Many still fall short though, trapped in the either/or world of e- and m-commerce. The latest IMRG Capgemini e-Retail Sales Index shows that online sales in 2014 exceeded £100bn in the UK alone, the first time it has passed such a landmark figure. Last year also saw mobile browsing overtaking the desktop for the first time. Even though IBM analytic reports and IMRG Capgemini benchmark figures are clearly demonstrating that mobile devices have taken the lead for retail browsing, companies are struggling to keep pace. Recently Google has also recognised the mobile phenomena by ranking websites as ‘mobile friendly.’

According to figures from SciVisum, 70% of retailers’ websites tested by the company were not ‘mobile friendly’, while 20% of retail sites served up desktop pages to mobile devices and to cap it all, on Black Friday 4 out of 10 retailers did little or nothing to speed up page delivery – despite unprecedented demand.

InternetRetailing’s own IRUK Top 500 research has found that most retailers fall short on mobile: of the Top 500 only 169 have an app of those just 93 are transactional. Considering that mobile is the keystone to successful omnichannel retailing, the understanding of how to do it is woeful.

Getting it right is crucial as increasingly consumers are turning to their mobile devices to do everything from browsing to buying, research to reviewing and to check and amend deliveries.
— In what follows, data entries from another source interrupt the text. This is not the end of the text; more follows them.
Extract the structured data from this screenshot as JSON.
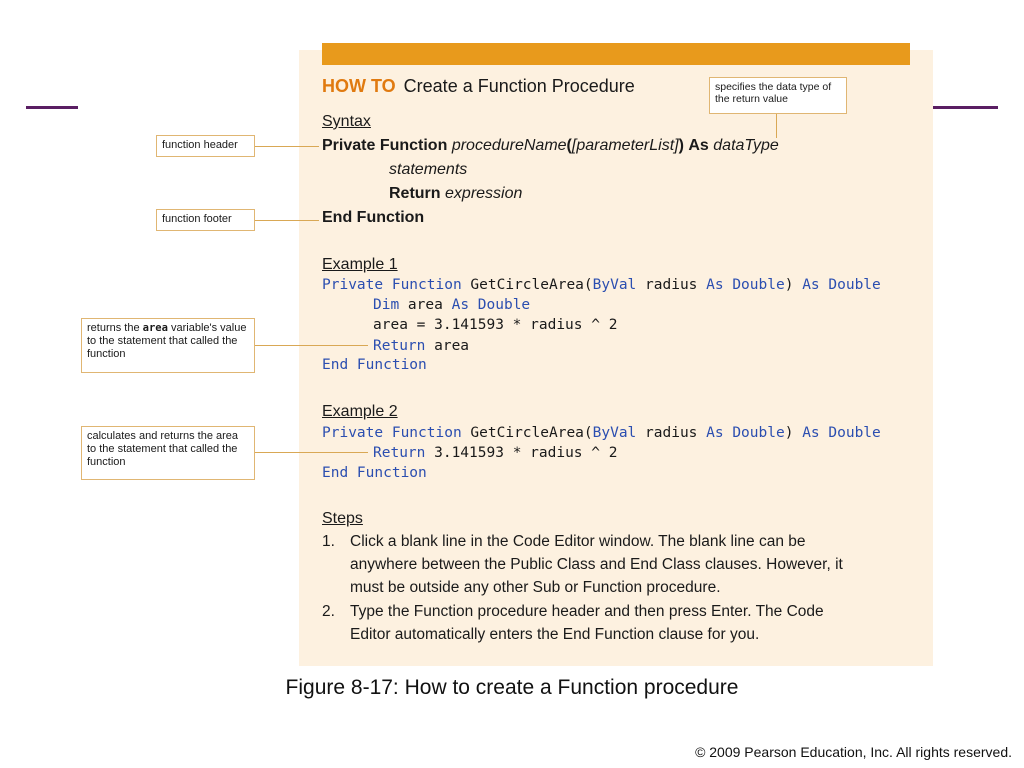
{
  "howto": {
    "prefix": "HOW TO",
    "title": "Create a Function Procedure"
  },
  "callouts": {
    "return_type": "specifies the data type of the return value",
    "header": "function header",
    "footer": "function footer",
    "ex1_pre": "returns the ",
    "ex1_code": "area",
    "ex1_post": " variable's value to the statement that called the function",
    "ex2": "calculates and returns the area to the statement that called the function"
  },
  "syntax": {
    "heading": "Syntax",
    "header_kw1": "Private Function",
    "header_name": "procedureName",
    "header_open": "(",
    "header_params": "[parameterList]",
    "header_close": ")",
    "header_as": "As",
    "header_type": "dataType",
    "statements": "statements",
    "return_kw": "Return",
    "return_expr": "expression",
    "footer": "End Function"
  },
  "example1": {
    "heading": "Example 1",
    "l1_kw1": "Private Function",
    "l1_name": " GetCircleArea(",
    "l1_kw2": "ByVal",
    "l1_mid": " radius ",
    "l1_kw3": "As Double",
    "l1_close": ") ",
    "l1_kw4": "As Double",
    "l2_kw1": "Dim",
    "l2_mid": " area ",
    "l2_kw2": "As Double",
    "l3": "area = 3.141593 * radius ^ 2",
    "l4_kw": "Return",
    "l4_rest": " area",
    "l5": "End Function"
  },
  "example2": {
    "heading": "Example 2",
    "l1_kw1": "Private Function",
    "l1_name": " GetCircleArea(",
    "l1_kw2": "ByVal",
    "l1_mid": " radius ",
    "l1_kw3": "As Double",
    "l1_close": ") ",
    "l1_kw4": "As Double",
    "l2_kw": "Return",
    "l2_rest": " 3.141593 * radius ^ 2",
    "l3": "End Function"
  },
  "steps": {
    "heading": "Steps",
    "s1_num": "1.",
    "s1_l1": "Click a blank line in the Code Editor window. The blank line can be",
    "s1_l2": "anywhere between the Public Class and End Class clauses. However, it",
    "s1_l3": "must be outside any other Sub or Function procedure.",
    "s2_num": "2.",
    "s2_l1": "Type the Function procedure header and then press Enter. The Code",
    "s2_l2": "Editor automatically enters the End Function clause for you."
  },
  "caption": "Figure 8-17: How to create a Function procedure",
  "copyright": "© 2009 Pearson Education, Inc.  All rights reserved.",
  "colors": {
    "accent_bar": "#e89a1c",
    "panel": "#fdf1e0",
    "keyword": "#2b4eb0",
    "rule": "#5a1e63"
  }
}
It is the key part of the whole retail process.

So, who is doing it right? According to our own Top 500 research the one to learn from is Argos. “Argos has clearly thought through its mobile and cross-channel operations,” says InternetRetailing researcher – and the brains behind the IRUK Top 500 – Martin Shaw. “Retail experts sometimes talk about mobile as if it’s not a separate channel anymore, their reasoning being that everyone uses their phones and tablets when it comes to researching and buying goods these days. Despite this, many retailers still have big gaps in their mobile offerings, or even no mobile offering at all, suggesting a big discrepancy between an understanding of best practice and implementation.”
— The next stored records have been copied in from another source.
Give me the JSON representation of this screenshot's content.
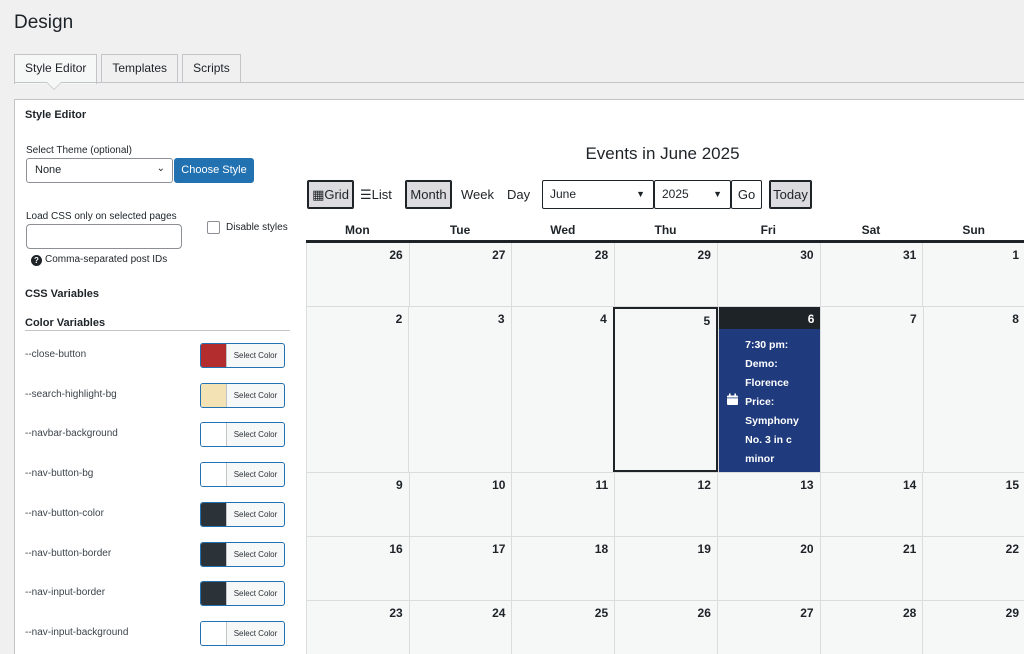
{
  "page": {
    "title": "Design"
  },
  "tabs": [
    {
      "label": "Style Editor",
      "active": true
    },
    {
      "label": "Templates",
      "active": false
    },
    {
      "label": "Scripts",
      "active": false
    }
  ],
  "sidebar": {
    "heading": "Style Editor",
    "theme_label": "Select Theme (optional)",
    "theme_value": "None",
    "choose_style_label": "Choose Style",
    "load_css_label": "Load CSS only on selected pages",
    "load_css_value": "",
    "disable_styles_label": "Disable styles",
    "disable_styles_checked": false,
    "help_text": "Comma-separated post IDs",
    "css_vars_heading": "CSS Variables",
    "color_vars_heading": "Color Variables",
    "select_color_label": "Select Color",
    "color_variables": [
      {
        "name": "--close-button",
        "color": "#b32d2e"
      },
      {
        "name": "--search-highlight-bg",
        "color": "#f3e2b4"
      },
      {
        "name": "--navbar-background",
        "color": "#ffffff"
      },
      {
        "name": "--nav-button-bg",
        "color": "#ffffff"
      },
      {
        "name": "--nav-button-color",
        "color": "#2c3338"
      },
      {
        "name": "--nav-button-border",
        "color": "#2c3338"
      },
      {
        "name": "--nav-input-border",
        "color": "#2c3338"
      },
      {
        "name": "--nav-input-background",
        "color": "#ffffff"
      }
    ]
  },
  "calendar": {
    "title": "Events in June 2025",
    "nav": {
      "grid_label": "Grid",
      "list_label": "List",
      "month_label": "Month",
      "week_label": "Week",
      "day_label": "Day",
      "month_select": "June",
      "year_select": "2025",
      "go_label": "Go",
      "today_label": "Today"
    },
    "weekdays": [
      "Mon",
      "Tue",
      "Wed",
      "Thu",
      "Fri",
      "Sat",
      "Sun"
    ],
    "weeks": [
      [
        "26",
        "27",
        "28",
        "29",
        "30",
        "31",
        "1"
      ],
      [
        "2",
        "3",
        "4",
        "5",
        "6",
        "7",
        "8"
      ],
      [
        "9",
        "10",
        "11",
        "12",
        "13",
        "14",
        "15"
      ],
      [
        "16",
        "17",
        "18",
        "19",
        "20",
        "21",
        "22"
      ],
      [
        "23",
        "24",
        "25",
        "26",
        "27",
        "28",
        "29"
      ]
    ],
    "today": "5",
    "event_day": "6",
    "event_lines": [
      "7:30 pm:",
      "Demo:",
      "Florence",
      "Price:",
      "Symphony",
      "No. 3 in c",
      "minor"
    ],
    "colors": {
      "event_bg": "#1f3b7d",
      "event_header": "#1d2327"
    }
  }
}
Within the Top 500, the Elite group is completed by plus-size clothing retailer Evans and trainers and sports retailer JD Sports. “It’s significant that none of these retailers operates at the luxury end of the market, so often associated with state-of-the-art mobile offerings,” says Shaw. “It’s not just the well-to-do carrying the latest smartphones who are cross-channel shoppers, this is technology that’s gone mainstream.”